Commencement Address
HSPH 86th Commencement Ceremony
June 4, 2009
Thank you to Dean Frenk, thank you to former Dean Bloom, and thank you most of all to the graduates for asking me to speak to you on the occasion of your graduation. It is a tremendous honor. I am grateful. Thank you.
And I would now like to proceed by ignoring you. And instead, I want to speak to your family and your friends who have gathered here in celebration.
I know you are proud, and I know that right now, in the midst of this terrible economy, you are asking yourselves, what are these people really going to do with a public health degree? How are they going to make some money? And who, in the end, are of these people?
It's interesting that in one way or another, Hope, Dean Frenk and I have felt the need to explain to you a little bit about what it is that your children, spouses, friends have been doing here. But I think it's important, because we're on the cusp of a dramatic change in this new century. And these are the people who are equipped better than anyone in our society to take on one of the central struggles of our time — how we live as mortal beings.
We have arrived, I think, at a difficult point in human history. For millennia, before this moment in time, we had little knowledge of what to do to improve and sustain the health of human beings. We lived in ignorance. The average longevity of a person was under 40 years. The body, and how it failed, was largely a mystery.
The 20th century, however, brought an age of remarkable discovery. In the last century, scientists have come to recognize more than 60,000 different diseases and disorders that can afflict the human body — 60,000 different ways the human body can fail. And they have discovered methods of prevention and treatment for nearly all of them — if not to cure them, then at least to alleviate their worst harm and misery.
That knowledge has ranged from how to construct sewage systems well, to how to provide intensive care technologies. And that knowledge is continuing to grow. But having discovered so much, we have hit, in this new century, a new problem — how to actually deliver on all that has been learned.

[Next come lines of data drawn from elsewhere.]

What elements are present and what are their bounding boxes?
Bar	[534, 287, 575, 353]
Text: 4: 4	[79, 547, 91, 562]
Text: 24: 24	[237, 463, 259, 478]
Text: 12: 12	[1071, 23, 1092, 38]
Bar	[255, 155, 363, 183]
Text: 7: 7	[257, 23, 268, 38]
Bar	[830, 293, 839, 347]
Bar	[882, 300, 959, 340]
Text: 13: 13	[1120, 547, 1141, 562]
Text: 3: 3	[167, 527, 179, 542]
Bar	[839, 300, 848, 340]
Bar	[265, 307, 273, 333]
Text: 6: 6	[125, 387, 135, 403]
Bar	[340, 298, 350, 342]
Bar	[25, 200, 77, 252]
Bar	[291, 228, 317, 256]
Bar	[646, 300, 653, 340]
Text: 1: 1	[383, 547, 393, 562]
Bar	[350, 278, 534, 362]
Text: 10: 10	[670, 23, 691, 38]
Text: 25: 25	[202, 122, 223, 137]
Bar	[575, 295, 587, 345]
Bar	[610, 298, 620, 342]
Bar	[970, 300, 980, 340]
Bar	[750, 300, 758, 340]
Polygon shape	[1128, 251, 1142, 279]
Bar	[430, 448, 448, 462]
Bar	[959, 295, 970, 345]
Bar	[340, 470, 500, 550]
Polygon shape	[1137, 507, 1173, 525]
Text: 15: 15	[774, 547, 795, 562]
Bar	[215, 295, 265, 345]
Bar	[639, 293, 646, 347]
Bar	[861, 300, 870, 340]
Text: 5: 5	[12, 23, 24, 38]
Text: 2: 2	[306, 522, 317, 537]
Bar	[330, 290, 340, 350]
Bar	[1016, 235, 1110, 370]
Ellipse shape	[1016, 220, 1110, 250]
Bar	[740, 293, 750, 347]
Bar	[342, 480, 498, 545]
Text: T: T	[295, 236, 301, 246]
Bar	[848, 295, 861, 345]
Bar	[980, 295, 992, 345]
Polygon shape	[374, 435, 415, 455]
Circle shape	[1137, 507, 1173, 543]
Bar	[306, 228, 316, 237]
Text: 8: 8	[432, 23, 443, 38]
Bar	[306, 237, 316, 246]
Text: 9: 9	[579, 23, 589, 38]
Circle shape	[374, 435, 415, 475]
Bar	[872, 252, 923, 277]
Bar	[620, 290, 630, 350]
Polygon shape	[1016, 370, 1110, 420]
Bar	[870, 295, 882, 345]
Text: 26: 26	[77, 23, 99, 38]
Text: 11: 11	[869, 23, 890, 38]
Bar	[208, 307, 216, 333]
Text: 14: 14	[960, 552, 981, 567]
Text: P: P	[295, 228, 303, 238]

When Alexander Fleming discovered penicillin in 1928, it was, I think, a kind of fake-out for the future of medicine and for public health. Fleming gave us a simple injection that could cure numerous infectious conditions, and it led us to believe that managing disease would be easy and cheap.
But 80 years later, we found that the truth is far from this. The reality came home to me a few years ago during a trip to India, my ancestral home. India has seen dramatic increases in longevity with economic advances in recent decades, from an average life expectancy in the mid-40s at the time of independence — an average life expectancy that was just in the mid-40s at the time of independence in the mid '40s, to where it's 65 years today. China's survival is 70. Vietnam, it's 72 years.
And going to India, it has proved to be a profound effect on the nature of disease. The number one killer there is no longer diarrheal illness or respiratory infections — it's cardiovascular disease. Road traffic accidents and injuries are in the top five. Cancer is in the top ten. But they have a health system that was built for infectious disease, and on only $20 per person per year for healthcare and public health, it wasn't clear how they could do anything about these problems.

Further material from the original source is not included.